Sigmund Freud había dictaminado que el trauma tiene siempre dos escenas, y las luces de ambas potencian su sentido. En este caso las escenas son muchas: el genocidio nazi puede iluminar los pogroms de la Rusia zarista, el colaboracionismo de Vichy el tumultuoso caso Dreyfus, la “noche de los cristales” las matanzas de Petliura, y todos ellos la frondosa historia de expulsiones, edictos, inquisiciones que hicieron rebotar los judíos de una nación a otra durante siglos.
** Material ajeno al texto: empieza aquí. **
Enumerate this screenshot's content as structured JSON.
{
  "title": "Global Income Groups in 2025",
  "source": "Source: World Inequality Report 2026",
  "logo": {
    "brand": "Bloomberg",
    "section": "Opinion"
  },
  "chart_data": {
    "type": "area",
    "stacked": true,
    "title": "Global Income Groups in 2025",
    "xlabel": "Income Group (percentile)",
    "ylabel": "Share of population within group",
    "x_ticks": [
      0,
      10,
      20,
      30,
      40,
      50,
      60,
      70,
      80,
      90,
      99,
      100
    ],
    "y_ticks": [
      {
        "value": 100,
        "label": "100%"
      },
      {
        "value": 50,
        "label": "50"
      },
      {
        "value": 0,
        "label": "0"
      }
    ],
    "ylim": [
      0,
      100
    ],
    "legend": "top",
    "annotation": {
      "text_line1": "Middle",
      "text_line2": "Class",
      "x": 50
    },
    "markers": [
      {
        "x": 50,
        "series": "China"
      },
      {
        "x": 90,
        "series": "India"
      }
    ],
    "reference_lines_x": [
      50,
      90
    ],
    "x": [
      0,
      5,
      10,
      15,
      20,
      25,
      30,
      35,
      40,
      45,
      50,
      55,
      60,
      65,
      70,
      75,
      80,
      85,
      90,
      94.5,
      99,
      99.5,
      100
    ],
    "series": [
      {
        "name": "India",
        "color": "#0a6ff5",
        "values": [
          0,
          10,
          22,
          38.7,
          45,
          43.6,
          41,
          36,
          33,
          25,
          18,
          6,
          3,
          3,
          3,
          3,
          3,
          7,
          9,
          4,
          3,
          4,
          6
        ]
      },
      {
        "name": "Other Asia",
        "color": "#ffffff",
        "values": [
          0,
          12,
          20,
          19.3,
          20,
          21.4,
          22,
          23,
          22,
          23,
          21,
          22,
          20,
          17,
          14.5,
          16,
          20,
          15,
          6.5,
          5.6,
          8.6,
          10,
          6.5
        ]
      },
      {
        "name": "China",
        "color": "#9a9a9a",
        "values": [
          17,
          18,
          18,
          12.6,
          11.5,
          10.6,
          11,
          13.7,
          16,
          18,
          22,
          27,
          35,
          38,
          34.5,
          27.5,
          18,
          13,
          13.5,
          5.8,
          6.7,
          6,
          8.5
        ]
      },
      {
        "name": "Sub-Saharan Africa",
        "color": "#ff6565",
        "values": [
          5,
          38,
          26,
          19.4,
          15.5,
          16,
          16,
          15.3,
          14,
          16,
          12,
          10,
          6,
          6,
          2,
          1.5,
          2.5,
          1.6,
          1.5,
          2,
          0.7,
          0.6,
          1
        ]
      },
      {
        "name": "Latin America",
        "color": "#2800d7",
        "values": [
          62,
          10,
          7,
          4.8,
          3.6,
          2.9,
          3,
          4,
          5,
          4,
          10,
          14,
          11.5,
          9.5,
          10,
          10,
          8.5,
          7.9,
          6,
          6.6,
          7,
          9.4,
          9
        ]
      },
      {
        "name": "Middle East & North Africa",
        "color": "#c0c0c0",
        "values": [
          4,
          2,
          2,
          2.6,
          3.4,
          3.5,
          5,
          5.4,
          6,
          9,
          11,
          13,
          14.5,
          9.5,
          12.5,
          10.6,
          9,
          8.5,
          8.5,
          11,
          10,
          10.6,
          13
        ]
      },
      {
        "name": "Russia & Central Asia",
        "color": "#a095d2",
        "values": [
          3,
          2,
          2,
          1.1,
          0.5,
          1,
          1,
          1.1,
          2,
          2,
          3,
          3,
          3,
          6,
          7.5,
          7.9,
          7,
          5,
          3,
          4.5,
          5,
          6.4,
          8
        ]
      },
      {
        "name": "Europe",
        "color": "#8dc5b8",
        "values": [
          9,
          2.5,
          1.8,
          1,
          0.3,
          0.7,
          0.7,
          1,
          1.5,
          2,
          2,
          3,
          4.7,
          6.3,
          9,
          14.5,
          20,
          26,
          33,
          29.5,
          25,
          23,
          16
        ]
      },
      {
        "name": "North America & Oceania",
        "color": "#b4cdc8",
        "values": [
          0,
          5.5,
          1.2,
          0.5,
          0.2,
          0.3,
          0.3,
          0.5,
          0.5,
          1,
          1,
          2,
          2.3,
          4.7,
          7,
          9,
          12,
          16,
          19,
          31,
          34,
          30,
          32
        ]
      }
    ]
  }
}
Por alguna extraña fe en la racionalidad, después de la Segunda Guerra se creyó largamente que “eso” no volvía. Aunque España o Polonia ilustraron la peculiar existencia de un antisemitismo sin judíos, el tema fue en verdad sobreseído porque se desvaneció con la víctima. Como en el cuento de Kafka, el guardián de la puerta se torna irrelevante y puede sellarla cuando el único que pretendía entrar muere en el umbral. Ahora, cuando el fantasma insiste con tanto vigor, podríamos recordar que nunca se había saldado completa la promesa de Hitler, aquel ungido que siempre muere por los pecados de todos.